Avocado importers deny the alleged presence in Costa Rica of the sunspot disease, as two samples in laboratory tests paid by them tested positive.
If this were to be confirmed it would have a big impact because Costa Rica closed the issuance of import licenses from Mexico and eight other markets, May 5, 2015, claiming that it was free from this pest.
Since then, the country has had to import avocados from other countries, such as Peru.
Randall Benavides, president of the National Chamber of Exporters and Importers of perishable products, filed papers that stated that two leaf samples analysed at a laboratory in Mexico had tested positive.
The samples were sent to Mexico independently by pathologist and technician Miguel Gomez Obregon, says the researcher.

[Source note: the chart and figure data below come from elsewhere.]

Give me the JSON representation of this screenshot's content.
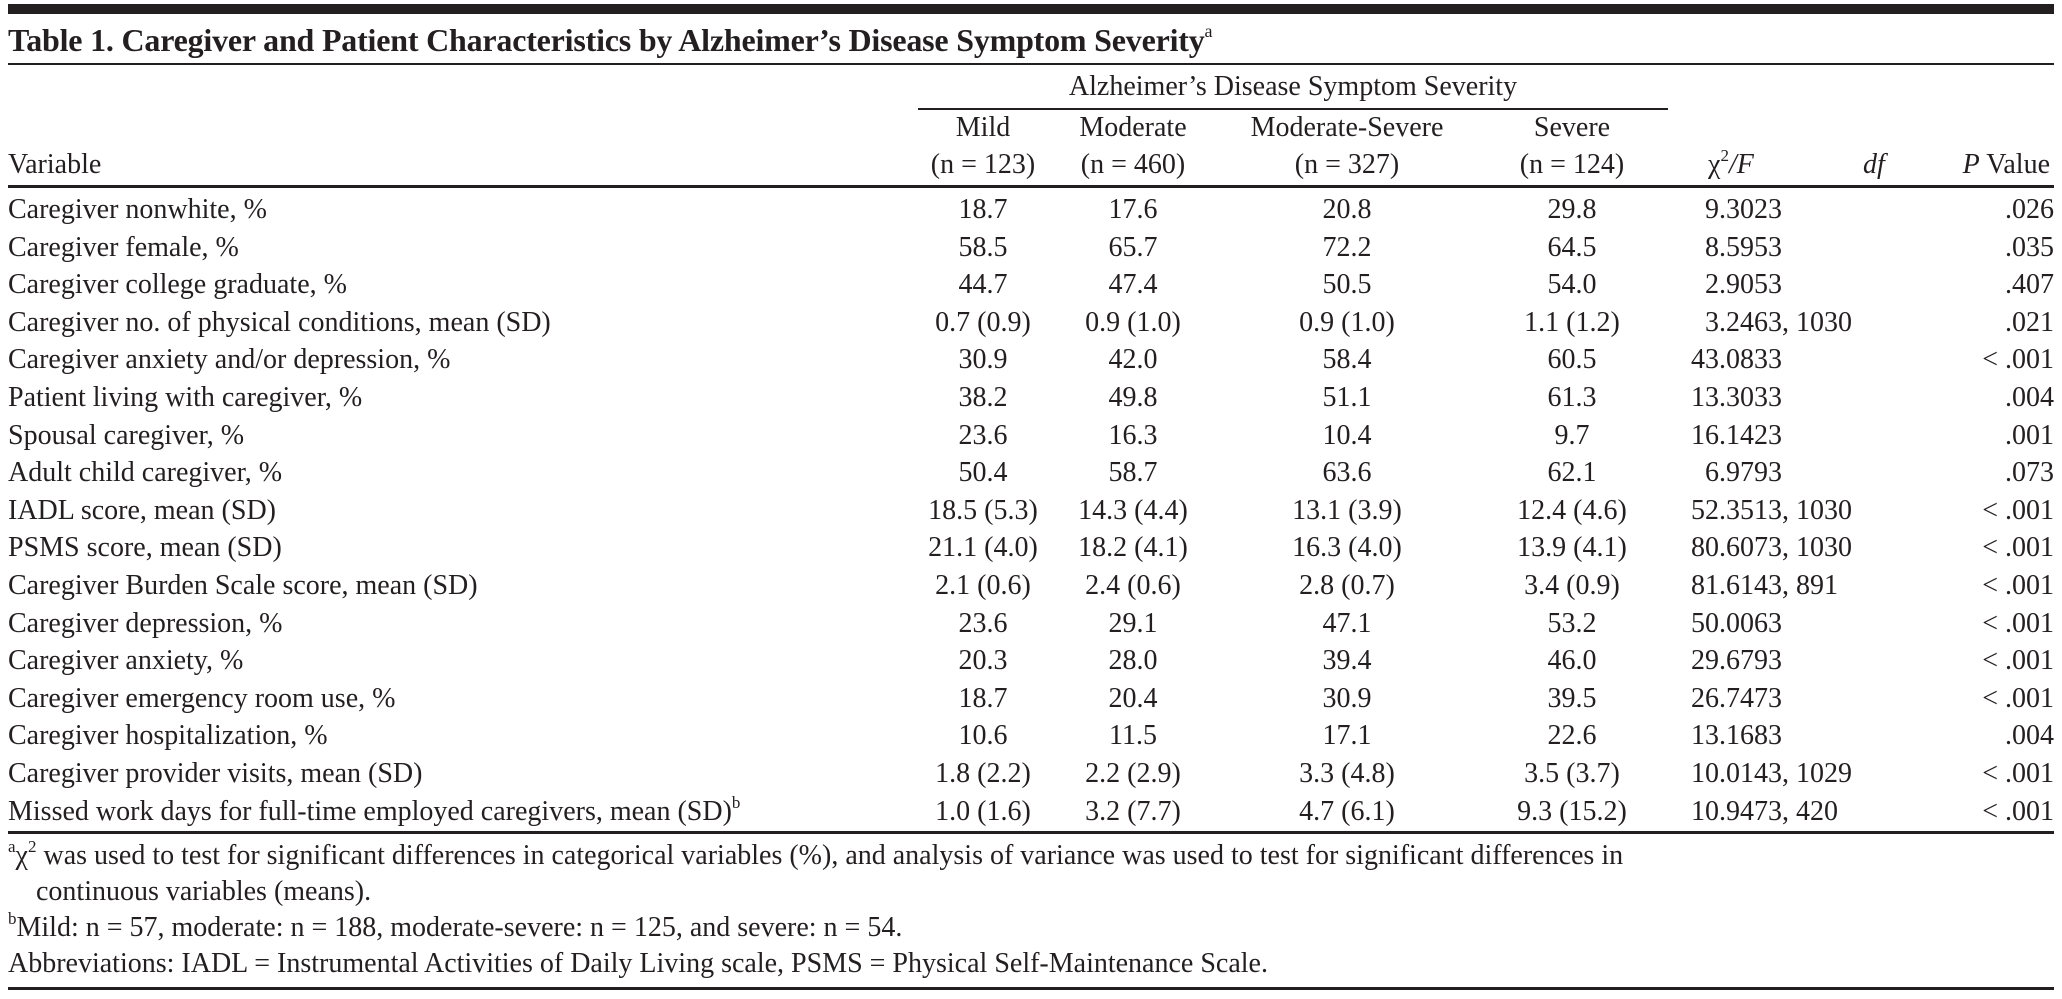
{
  "table": {
    "title": "Table 1. Caregiver and Patient Characteristics by Alzheimer’s Disease Symptom Severity",
    "title_footnote_marker": "a",
    "spanner_header": "Alzheimer’s Disease Symptom Severity",
    "columns": {
      "variable": "Variable",
      "groups": [
        {
          "label": "Mild",
          "n": "(n = 123)"
        },
        {
          "label": "Moderate",
          "n": "(n = 460)"
        },
        {
          "label": "Moderate-Severe",
          "n": "(n = 327)"
        },
        {
          "label": "Severe",
          "n": "(n = 124)"
        }
      ],
      "chi_f_prefix": "χ",
      "chi_f_sup": "2",
      "chi_f_suffix": "/F",
      "df": "df",
      "p_value_italic": "P",
      "p_value_rest": " Value"
    },
    "rows": [
      {
        "variable": "Caregiver nonwhite, %",
        "mild": "18.7",
        "moderate": "17.6",
        "moderate_severe": "20.8",
        "severe": "29.8",
        "chi_f": "9.302",
        "df": "3",
        "p": ".026"
      },
      {
        "variable": "Caregiver female, %",
        "mild": "58.5",
        "moderate": "65.7",
        "moderate_severe": "72.2",
        "severe": "64.5",
        "chi_f": "8.595",
        "df": "3",
        "p": ".035"
      },
      {
        "variable": "Caregiver college graduate, %",
        "mild": "44.7",
        "moderate": "47.4",
        "moderate_severe": "50.5",
        "severe": "54.0",
        "chi_f": "2.905",
        "df": "3",
        "p": ".407"
      },
      {
        "variable": "Caregiver no. of physical conditions, mean (SD)",
        "mild": "0.7 (0.9)",
        "moderate": "0.9 (1.0)",
        "moderate_severe": "0.9 (1.0)",
        "severe": "1.1 (1.2)",
        "chi_f": "3.246",
        "df": "3, 1030",
        "p": ".021"
      },
      {
        "variable": "Caregiver anxiety and/or depression, %",
        "mild": "30.9",
        "moderate": "42.0",
        "moderate_severe": "58.4",
        "severe": "60.5",
        "chi_f": "43.083",
        "df": "3",
        "p": "< .001"
      },
      {
        "variable": "Patient living with caregiver, %",
        "mild": "38.2",
        "moderate": "49.8",
        "moderate_severe": "51.1",
        "severe": "61.3",
        "chi_f": "13.303",
        "df": "3",
        "p": ".004"
      },
      {
        "variable": "Spousal caregiver, %",
        "mild": "23.6",
        "moderate": "16.3",
        "moderate_severe": "10.4",
        "severe": "9.7",
        "chi_f": "16.142",
        "df": "3",
        "p": ".001"
      },
      {
        "variable": "Adult child caregiver, %",
        "mild": "50.4",
        "moderate": "58.7",
        "moderate_severe": "63.6",
        "severe": "62.1",
        "chi_f": "6.979",
        "df": "3",
        "p": ".073"
      },
      {
        "variable": "IADL score, mean (SD)",
        "mild": "18.5 (5.3)",
        "moderate": "14.3 (4.4)",
        "moderate_severe": "13.1 (3.9)",
        "severe": "12.4 (4.6)",
        "chi_f": "52.351",
        "df": "3, 1030",
        "p": "< .001"
      },
      {
        "variable": "PSMS score, mean (SD)",
        "mild": "21.1 (4.0)",
        "moderate": "18.2 (4.1)",
        "moderate_severe": "16.3 (4.0)",
        "severe": "13.9 (4.1)",
        "chi_f": "80.607",
        "df": "3, 1030",
        "p": "< .001"
      },
      {
        "variable": "Caregiver Burden Scale score, mean (SD)",
        "mild": "2.1 (0.6)",
        "moderate": "2.4 (0.6)",
        "moderate_severe": "2.8 (0.7)",
        "severe": "3.4 (0.9)",
        "chi_f": "81.614",
        "df": "3, 891",
        "p": "< .001"
      },
      {
        "variable": "Caregiver depression, %",
        "mild": "23.6",
        "moderate": "29.1",
        "moderate_severe": "47.1",
        "severe": "53.2",
        "chi_f": "50.006",
        "df": "3",
        "p": "< .001"
      },
      {
        "variable": "Caregiver anxiety, %",
        "mild": "20.3",
        "moderate": "28.0",
        "moderate_severe": "39.4",
        "severe": "46.0",
        "chi_f": "29.679",
        "df": "3",
        "p": "< .001"
      },
      {
        "variable": "Caregiver emergency room use, %",
        "mild": "18.7",
        "moderate": "20.4",
        "moderate_severe": "30.9",
        "severe": "39.5",
        "chi_f": "26.747",
        "df": "3",
        "p": "< .001"
      },
      {
        "variable": "Caregiver hospitalization, %",
        "mild": "10.6",
        "moderate": "11.5",
        "moderate_severe": "17.1",
        "severe": "22.6",
        "chi_f": "13.168",
        "df": "3",
        "p": ".004"
      },
      {
        "variable": "Caregiver provider visits, mean (SD)",
        "mild": "1.8 (2.2)",
        "moderate": "2.2 (2.9)",
        "moderate_severe": "3.3 (4.8)",
        "severe": "3.5 (3.7)",
        "chi_f": "10.014",
        "df": "3, 1029",
        "p": "< .001"
      },
      {
        "variable": "Missed work days for full-time employed caregivers, mean (SD)",
        "variable_sup": "b",
        "mild": "1.0 (1.6)",
        "moderate": "3.2 (7.7)",
        "moderate_severe": "4.7 (6.1)",
        "severe": "9.3 (15.2)",
        "chi_f": "10.947",
        "df": "3, 420",
        "p": "< .001"
      }
    ],
    "footnotes": {
      "a_marker": "a",
      "a_symbol": "χ",
      "a_symbol_sup": "2",
      "a_line1": " was used to test for significant differences in categorical variables (%), and analysis of variance was used to test for significant differences in",
      "a_line2": "continuous variables (means).",
      "b_marker": "b",
      "b_text": "Mild: n = 57, moderate: n = 188, moderate-severe: n = 125, and severe: n = 54.",
      "abbreviations": "Abbreviations: IADL = Instrumental Activities of Daily Living scale, PSMS = Physical Self-Maintenance Scale."
    }
  }
}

According to the documents submitted by Obregon and Benavides, the supposedly positive material comes from the area of Los Santos.
Francisco Dall'Anese, director of the State Phytosanitary Service (SFE), said that he received the alert last week and immediately activated the protocol and sent 75 technicians to check all the estates of Los Santos. The inspection will be extended throughout the country and will end in two weeks.
Suspicions
Obregon said that, according to reports he received from producers, they have suspected since 1976 that the sunspot is present in Costa Rica.
He never delved into research, particularly for economic reasons. Now, after contacting his Mexican counterpart Daniel Teliz, a specialist on fruit diseases, he decided to send the samples to the specialist's laboratory.
According to Obregon, his goal was purely scientific and not political. The ban on Mexican avocado caused Mexico to raise the issue, as a commercial concern, to the Committee on Agriculture of the World Trade Organization (WTO).
Dall'Anese said he respected Obregon's concerns but that the report received at the SFE was lacking certain things.
One of them, he warned, is the specific detail of the farms where the samples that allegedly tested positive were obtained. Another is the sample's travel document, which should include the permission that the SFE must grant, by law, to take samples and send them abroad.
However, he said, the SFE has to take any allegations of quarantine pests very seriously, as the country is free of them and they can have economic importance.
Dall'Anese said he wouldn't comment about the technical aspects until they had received the official results. The samples were collected and analysed in SFE laboratories and some could be sent to Korea and the United States.
The Minister of Foreign Trade, Alexander Mora, reported that technical teams of Mexico and Costa Rica are planning a meeting on December 12 to explore solutions to the ban.